By default, edge inference uses types and file formats only. This is often sufficient, but there can be ambiguous cases where more information is required for inference to give the desired result. Consider the following ambiguous workflow step, and workflow:

cwl_adapters/ambiguous.cwl

cwlVersion: v1.0

class: CommandLineTool

requirements:
  InlineJavascriptRequirement: {}

baseCommand: "true"

# This CommandLineTool is solely to demonstrate the --inference_use_naming_conventions feature.
# Each output simply returns the corresponding input.
# Since both outputs are of type string, inference (by default) cannot
# distinguish between the two outputs, and will always choose uniquename2
# since the outputs are considered ordered and matched from bottom to top.

inputs:
  uniquename1:
    type: string
    format: "someformat"

  uniquename2:
    type: string
    format: "someformat"

outputs:
  uniquename1:
    type: string
    # outputs of type: string cannot have formats
    outputBinding:
      outputEval: $(inputs.uniquename1)

  uniquename2:
    type: string
    # outputs of type: string cannot have formats
    outputBinding:
      outputEval: $(inputs.uniquename2)
docs/tutorials/naming_conventions.wic
steps:
- ambiguous:
    in:
      uniquename1: !ii string1
      uniquename2: !ii string2
- ambiguous:
docs/tutorials/naming_conventions.wic_no_flag.png

naming_conventions_no_flag

As mentioned above, since there is an ambiguity in the output types (both are type: string), inference has “incorrectly” connected the output uniquename2 to the input uniquename1 between steps 1 and 2. One solution is to use explicit edges.

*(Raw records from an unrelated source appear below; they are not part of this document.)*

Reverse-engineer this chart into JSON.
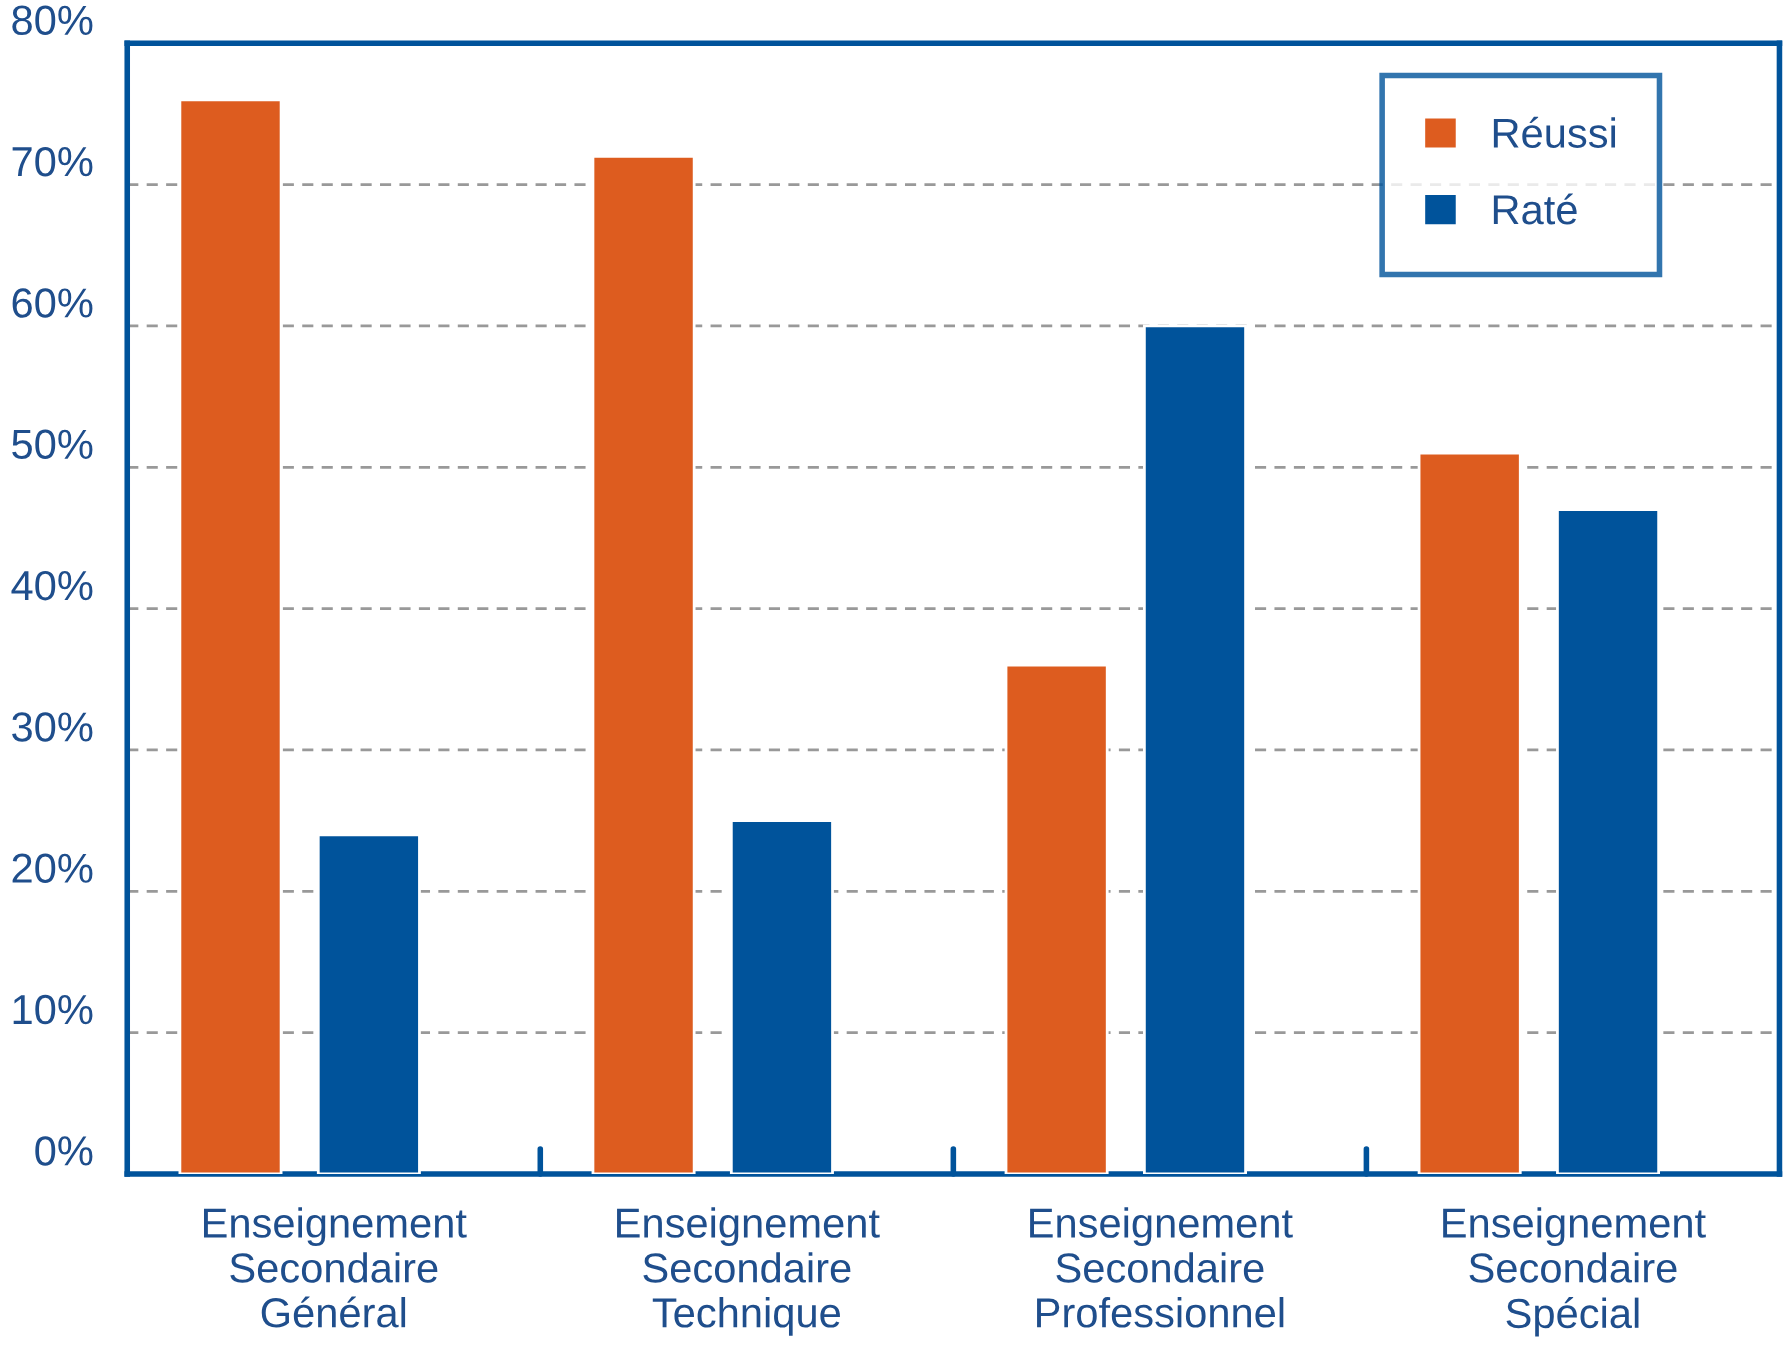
{
  "chart_data": {
    "type": "bar",
    "categories": [
      "Enseignement\nSecondaire\nGénéral",
      "Enseignement\nSecondaire\nTechnique",
      "Enseignement\nSecondaire\nProfessionnel",
      "Enseignement\nSecondaire\nSpécial"
    ],
    "series": [
      {
        "name": "Réussi",
        "color": "#dd5c1f",
        "values": [
          76,
          72,
          36,
          51
        ]
      },
      {
        "name": "Raté",
        "color": "#00539b",
        "values": [
          24,
          25,
          60,
          47
        ]
      }
    ],
    "ylim": [
      0,
      80
    ],
    "yticks": [
      {
        "value": 0,
        "label": "0%"
      },
      {
        "value": 10,
        "label": "10%"
      },
      {
        "value": 20,
        "label": "20%"
      },
      {
        "value": 30,
        "label": "30%"
      },
      {
        "value": 40,
        "label": "40%"
      },
      {
        "value": 50,
        "label": "50%"
      },
      {
        "value": 60,
        "label": "60%"
      },
      {
        "value": 70,
        "label": "70%"
      },
      {
        "value": 80,
        "label": "80%"
      }
    ],
    "grid": "y",
    "legend": "top right"
  }
}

docs/tutorials/naming_conventions_explicit.wic
steps:
- ambiguous:
    in:
      uniquename1: !ii string1
      uniquename2: !ii string2
    out:
    - uniquename1: !& edge1
    - uniquename2: !& edge2
- ambiguous:
    in:
      uniquename1: !* edge1
      uniquename2: !* edge2
docs/tutorials/naming_conventions_explicit.wic.gv.png

naming_conventions_explicit

We can see that the input uniquename1 in step 2 is now “correctly” connected to the output uniquename1 in step 1. Another solution is to simply use the --inference_use_naming_conventions flag with the original workflow:

docs/tutorials/naming_conventions.wic
steps:
- ambiguous:
    in:
      uniquename1: !ii string1
      uniquename2: !ii string2
- ambiguous:
docs/tutorials/naming_conventions.wic_with_flag.png

naming_conventions_no_flag

Again we see that the input uniquename1 in step 2 is now “correctly” connected to the output uniquename1 in step 1.

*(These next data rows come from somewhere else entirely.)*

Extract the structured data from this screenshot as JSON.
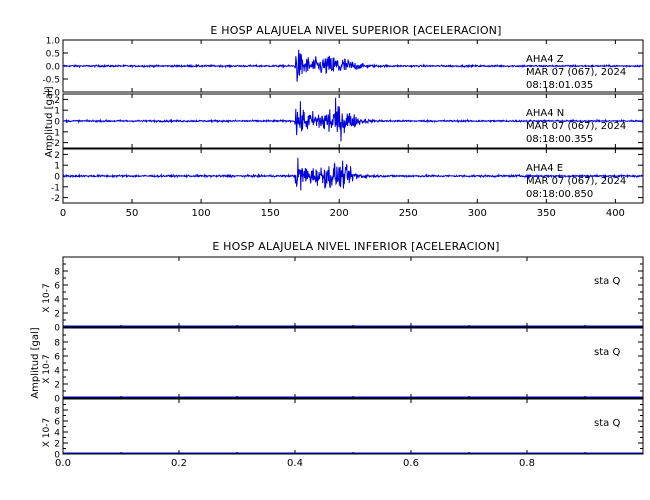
{
  "chart_data": [
    {
      "type": "line",
      "title": "E HOSP ALAJUELA NIVEL SUPERIOR [ACELERACION]",
      "ylabel": "Amplitud  [gal]",
      "xlim": [
        0,
        420
      ],
      "x_ticks": [
        0,
        50,
        100,
        150,
        200,
        250,
        300,
        350,
        400
      ],
      "x_tick_labels": [
        "0",
        "50",
        "100",
        "150",
        "200",
        "250",
        "300",
        "350",
        "400"
      ],
      "event_onset": 168,
      "peak_times": [
        170,
        198
      ],
      "trace_color": "#0000dd",
      "grid": false,
      "panels": [
        {
          "station": "AHA4",
          "component": "Z",
          "date": "MAR 07 (067), 2024",
          "time": "08:18:01.035",
          "ylim": [
            -1.0,
            1.0
          ],
          "y_ticks": [
            1.0,
            0.5,
            0.0,
            -0.5,
            -1.0
          ],
          "y_tick_labels": [
            "1.0",
            "0.5",
            "0.0",
            "-0.5",
            "-1.0"
          ],
          "noise_amp": 0.05,
          "peak_amp": 0.95,
          "secondary_amp": 0.5
        },
        {
          "station": "AHA4",
          "component": "N",
          "date": "MAR 07 (067), 2024",
          "time": "08:18:00.355",
          "ylim": [
            -2.5,
            2.5
          ],
          "y_ticks": [
            2,
            1,
            0,
            -1,
            -2
          ],
          "y_tick_labels": [
            "2",
            "1",
            "0",
            "-1",
            "-2"
          ],
          "noise_amp": 0.12,
          "peak_amp": 2.3,
          "secondary_amp": 2.0
        },
        {
          "station": "AHA4",
          "component": "E",
          "date": "MAR 07 (067), 2024",
          "time": "08:18:00.850",
          "ylim": [
            -2.5,
            2.5
          ],
          "y_ticks": [
            2,
            1,
            0,
            -1,
            -2
          ],
          "y_tick_labels": [
            "2",
            "1",
            "0",
            "-1",
            "-2"
          ],
          "noise_amp": 0.14,
          "peak_amp": 2.4,
          "secondary_amp": 1.5
        }
      ]
    },
    {
      "type": "line",
      "title": "E HOSP ALAJUELA NIVEL INFERIOR [ACELERACION]",
      "ylabel": "Amplitud  [gal]",
      "scale_label": "X 10-7",
      "xlim": [
        0,
        1.0
      ],
      "x_ticks": [
        0.0,
        0.2,
        0.4,
        0.6,
        0.8
      ],
      "x_tick_labels": [
        "0.0",
        "0.2",
        "0.4",
        "0.6",
        "0.8"
      ],
      "trace_color": "#0000dd",
      "grid": false,
      "panels": [
        {
          "station": "sta",
          "component": "Q",
          "ylim": [
            0,
            10
          ],
          "y_ticks": [
            8,
            6,
            4,
            2,
            0
          ],
          "y_tick_labels": [
            "8",
            "6",
            "4",
            "2",
            "0"
          ],
          "values": [
            0,
            0
          ]
        },
        {
          "station": "sta",
          "component": "Q",
          "ylim": [
            0,
            10
          ],
          "y_ticks": [
            8,
            6,
            4,
            2,
            0
          ],
          "y_tick_labels": [
            "8",
            "6",
            "4",
            "2",
            "0"
          ],
          "values": [
            0,
            0
          ]
        },
        {
          "station": "sta",
          "component": "Q",
          "ylim": [
            0,
            10
          ],
          "y_ticks": [
            8,
            6,
            4,
            2,
            0
          ],
          "y_tick_labels": [
            "8",
            "6",
            "4",
            "2",
            "0"
          ],
          "values": [
            0,
            0
          ]
        }
      ]
    }
  ]
}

While we can always use explicit edges, naming conventions can be used to eliminate duplication. This is particularly useful when the first step in a workflow reads some global configuration data which then needs to be passed to subsequent steps in the workflow. With --inference_use_naming_conventions, this does not have to be done expllicitly.